1. 找点击次数最活跃(即访问量最大)
package com.beibeixu.chapter05;
import org.apache.flink.api.common.functions.MapFunction;
import org.apache.flink.api.common.functions.ReduceFunction;
import org.apache.flink.api.java.tuple.Tuple2;
import org.apache.flink.streaming.api.datastream.DataStreamSource;
import org.apache.flink.streaming.api.datastream.SingleOutputStreamOperator;
import org.apache.flink.streaming.api.environment.StreamExecutionEnvironment;
/**
* @author beibeiking
* @date 2022/09/01 16:16
* 归约聚合(reduce)
**/
public class TransformReduceTest {
public static void main(String[] args) throws Exception {
StreamExecutionEnvironment env = StreamExecutionEnvironment.getExecutionEnvironment();
env.setParallelism(1);
//从元素中读取数据
DataStreamSource<Event> stream = env.fromElements(
new Event("Mary", "./home", 1000L),
new Event("Bob", "./cart", 2000L),
new Event("Alice", "./prod?id=100", 3000L),
new Event("Bob", "./prod?id=1", 3300L),
new Event("Bob", "./home", 3300L),
new Event("Alice", "./prod?id=200", 3200L),
new Event("Bob", "./prod?id=2", 3800L),
new Event("Bob", "./prod?id=3", 4200L)
);
//找点击次数最活跃(即访问量最大)
//1.统计每个用户的访问频次
SingleOutputStreamOperator<Tuple2<String, Long>> clicksByUser = stream.map(new MapFunction<Event, Tuple2<String, Long>>() {
@Override
public Tuple2<String, Long> map(Event event) throws Exception {
return Tuple2.of(event.user, 1L);
}
}).keyBy(data -> data.f0)
.reduce(new ReduceFunction<Tuple2<String, Long>>() {
@Override
public Tuple2<String, Long> reduce(Tuple2<String, Long> stringLongTuple2, Tuple2<String, Long> t1) throws Exception {
return Tuple2.of(stringLongTuple2.f0, stringLongTuple2.f1 + t1.f1);
}
});
clicksByUser.print("clicksByUser:");
//2.选取当前最活跃的用户,提取第二个字段最大值
SingleOutputStreamOperator<Tuple2<String, Long>> result = clicksByUser.keyBy(data -> "key")

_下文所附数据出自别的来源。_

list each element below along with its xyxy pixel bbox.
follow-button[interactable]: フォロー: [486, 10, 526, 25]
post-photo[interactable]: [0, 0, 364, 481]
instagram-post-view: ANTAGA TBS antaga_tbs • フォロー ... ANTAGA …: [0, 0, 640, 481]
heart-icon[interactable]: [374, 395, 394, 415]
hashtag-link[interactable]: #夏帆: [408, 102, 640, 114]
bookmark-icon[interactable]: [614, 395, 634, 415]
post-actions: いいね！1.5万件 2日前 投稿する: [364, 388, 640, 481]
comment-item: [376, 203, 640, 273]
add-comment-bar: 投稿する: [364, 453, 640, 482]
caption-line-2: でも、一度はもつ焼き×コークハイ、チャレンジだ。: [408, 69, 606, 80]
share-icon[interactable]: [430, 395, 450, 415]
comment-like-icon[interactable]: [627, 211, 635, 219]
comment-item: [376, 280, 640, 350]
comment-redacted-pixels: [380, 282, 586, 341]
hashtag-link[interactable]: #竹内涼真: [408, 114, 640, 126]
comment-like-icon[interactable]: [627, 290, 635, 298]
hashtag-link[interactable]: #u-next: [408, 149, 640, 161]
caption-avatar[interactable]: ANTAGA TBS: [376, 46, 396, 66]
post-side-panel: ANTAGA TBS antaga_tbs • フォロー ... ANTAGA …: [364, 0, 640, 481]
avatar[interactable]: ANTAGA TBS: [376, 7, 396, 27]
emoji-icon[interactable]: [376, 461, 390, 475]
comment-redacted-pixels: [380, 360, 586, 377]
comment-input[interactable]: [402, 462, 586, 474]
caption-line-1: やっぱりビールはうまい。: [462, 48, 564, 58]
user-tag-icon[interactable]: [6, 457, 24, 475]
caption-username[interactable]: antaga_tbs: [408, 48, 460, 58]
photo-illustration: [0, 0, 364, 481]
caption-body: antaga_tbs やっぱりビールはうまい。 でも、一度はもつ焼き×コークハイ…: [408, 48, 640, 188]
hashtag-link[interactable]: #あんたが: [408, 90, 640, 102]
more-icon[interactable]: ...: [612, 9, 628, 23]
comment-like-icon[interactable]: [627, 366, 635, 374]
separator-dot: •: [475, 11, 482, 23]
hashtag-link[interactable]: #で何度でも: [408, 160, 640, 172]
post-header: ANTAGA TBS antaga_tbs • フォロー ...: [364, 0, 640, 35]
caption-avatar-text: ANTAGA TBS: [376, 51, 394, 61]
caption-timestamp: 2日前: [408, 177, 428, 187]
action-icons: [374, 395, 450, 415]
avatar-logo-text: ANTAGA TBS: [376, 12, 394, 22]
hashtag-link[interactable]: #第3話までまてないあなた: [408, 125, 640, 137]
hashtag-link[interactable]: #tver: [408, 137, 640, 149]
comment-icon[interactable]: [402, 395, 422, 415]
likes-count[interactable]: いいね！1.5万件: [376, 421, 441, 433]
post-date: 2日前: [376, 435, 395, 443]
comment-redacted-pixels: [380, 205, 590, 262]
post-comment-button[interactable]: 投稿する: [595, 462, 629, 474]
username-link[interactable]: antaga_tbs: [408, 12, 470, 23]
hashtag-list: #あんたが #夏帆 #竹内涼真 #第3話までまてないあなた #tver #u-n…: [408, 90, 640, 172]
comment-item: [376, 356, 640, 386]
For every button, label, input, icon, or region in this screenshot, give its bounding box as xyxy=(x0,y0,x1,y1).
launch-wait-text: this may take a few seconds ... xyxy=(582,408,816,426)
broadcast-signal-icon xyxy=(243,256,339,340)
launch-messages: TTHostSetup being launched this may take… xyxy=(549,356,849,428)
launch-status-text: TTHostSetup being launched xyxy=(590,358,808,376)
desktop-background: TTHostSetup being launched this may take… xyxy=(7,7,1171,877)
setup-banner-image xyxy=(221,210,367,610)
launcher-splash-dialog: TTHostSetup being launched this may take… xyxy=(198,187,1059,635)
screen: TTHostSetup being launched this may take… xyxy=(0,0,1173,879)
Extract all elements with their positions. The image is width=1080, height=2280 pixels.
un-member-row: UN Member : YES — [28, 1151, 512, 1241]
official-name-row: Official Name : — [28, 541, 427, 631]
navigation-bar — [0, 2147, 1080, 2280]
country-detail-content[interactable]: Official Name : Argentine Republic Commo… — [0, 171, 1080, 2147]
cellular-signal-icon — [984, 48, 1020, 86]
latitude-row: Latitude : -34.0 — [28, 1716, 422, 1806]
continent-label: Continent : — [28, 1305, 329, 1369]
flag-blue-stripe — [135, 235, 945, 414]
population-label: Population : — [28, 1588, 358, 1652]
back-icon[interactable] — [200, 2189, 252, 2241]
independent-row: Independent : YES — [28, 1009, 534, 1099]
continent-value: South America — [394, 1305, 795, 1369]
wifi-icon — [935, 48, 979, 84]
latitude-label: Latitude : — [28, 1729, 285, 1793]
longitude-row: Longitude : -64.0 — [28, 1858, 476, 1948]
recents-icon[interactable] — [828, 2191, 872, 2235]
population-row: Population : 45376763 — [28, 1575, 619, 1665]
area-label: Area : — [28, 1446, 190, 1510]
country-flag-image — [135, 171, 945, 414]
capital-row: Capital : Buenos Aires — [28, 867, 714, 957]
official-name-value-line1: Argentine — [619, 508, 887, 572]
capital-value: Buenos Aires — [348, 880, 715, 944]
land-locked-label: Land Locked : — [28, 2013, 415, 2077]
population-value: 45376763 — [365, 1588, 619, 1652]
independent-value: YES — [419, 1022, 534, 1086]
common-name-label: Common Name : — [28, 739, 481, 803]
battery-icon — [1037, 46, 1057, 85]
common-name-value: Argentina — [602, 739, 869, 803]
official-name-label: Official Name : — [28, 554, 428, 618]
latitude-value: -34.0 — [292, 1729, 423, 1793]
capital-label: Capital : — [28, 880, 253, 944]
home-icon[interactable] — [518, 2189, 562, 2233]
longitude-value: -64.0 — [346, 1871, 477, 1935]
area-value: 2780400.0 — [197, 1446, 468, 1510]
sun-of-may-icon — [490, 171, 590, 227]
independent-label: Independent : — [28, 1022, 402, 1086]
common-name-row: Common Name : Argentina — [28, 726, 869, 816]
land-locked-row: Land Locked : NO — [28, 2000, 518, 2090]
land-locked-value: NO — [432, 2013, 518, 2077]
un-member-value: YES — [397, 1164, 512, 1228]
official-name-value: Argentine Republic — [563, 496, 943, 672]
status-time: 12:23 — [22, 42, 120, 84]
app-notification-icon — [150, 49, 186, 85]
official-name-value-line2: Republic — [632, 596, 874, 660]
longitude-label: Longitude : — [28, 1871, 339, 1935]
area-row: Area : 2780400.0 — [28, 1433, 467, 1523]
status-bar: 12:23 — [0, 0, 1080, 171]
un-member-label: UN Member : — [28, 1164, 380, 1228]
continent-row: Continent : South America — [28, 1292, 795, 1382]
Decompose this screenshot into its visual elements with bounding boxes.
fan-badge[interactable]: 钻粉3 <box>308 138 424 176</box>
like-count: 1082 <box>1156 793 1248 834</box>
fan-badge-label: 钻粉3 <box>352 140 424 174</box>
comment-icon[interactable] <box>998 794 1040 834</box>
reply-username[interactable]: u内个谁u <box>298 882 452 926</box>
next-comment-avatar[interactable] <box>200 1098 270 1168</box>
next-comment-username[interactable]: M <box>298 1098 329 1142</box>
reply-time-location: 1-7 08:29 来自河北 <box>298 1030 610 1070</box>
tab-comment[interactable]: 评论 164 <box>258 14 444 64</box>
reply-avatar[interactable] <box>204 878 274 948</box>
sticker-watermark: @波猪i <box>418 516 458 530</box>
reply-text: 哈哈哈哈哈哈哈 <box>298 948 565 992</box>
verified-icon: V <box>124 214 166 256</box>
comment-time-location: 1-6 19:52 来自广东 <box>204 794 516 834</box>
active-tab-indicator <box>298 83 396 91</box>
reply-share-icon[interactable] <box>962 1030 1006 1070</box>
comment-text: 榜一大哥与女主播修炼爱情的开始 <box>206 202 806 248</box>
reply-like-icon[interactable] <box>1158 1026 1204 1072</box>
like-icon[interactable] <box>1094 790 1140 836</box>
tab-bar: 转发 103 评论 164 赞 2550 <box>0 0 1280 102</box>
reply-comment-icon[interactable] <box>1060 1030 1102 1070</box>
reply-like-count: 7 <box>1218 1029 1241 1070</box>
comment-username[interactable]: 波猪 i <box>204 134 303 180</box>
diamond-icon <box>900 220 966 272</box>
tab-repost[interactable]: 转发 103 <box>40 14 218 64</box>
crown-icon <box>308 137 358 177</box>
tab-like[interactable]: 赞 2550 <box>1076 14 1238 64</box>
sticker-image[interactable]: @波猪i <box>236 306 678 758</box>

.reduce(new ReduceFunction<Tuple2<String, Long>>() {
@Override
public Tuple2<String, Long> reduce(Tuple2<String, Long> stringLongTuple2, Tuple2<String, Long> t1) throws Exception {
return stringLongTuple2.f1 > t1.f1 ? stringLongTuple2 : t1;
//如果stringLongTuple2.f1大于t1.f1,则返回stringLongTuple2,否则返回t1
}
});
result.print("result:");
env.execute();
}
}
输出:
clicksByUser:> (Mary,1)
clicksByUser:> (Bob,1)
clicksByUser:> (Alice,1)
clicksByUser:> (Bob,2)
clicksByUser:> (Bob,3)
clicksByUser:> (Alice,2)
clicksByUser:> (Bob,4)
clicksByUser:> (Bob,5)
result:> (Mary,1)
result:> (Bob,1)
result:> (Alice,1)
result:> (Bob,2)
result:> (Bob,3)
result:> (Bob,3)
result:> (Bob,4)
result:> (Bob,5)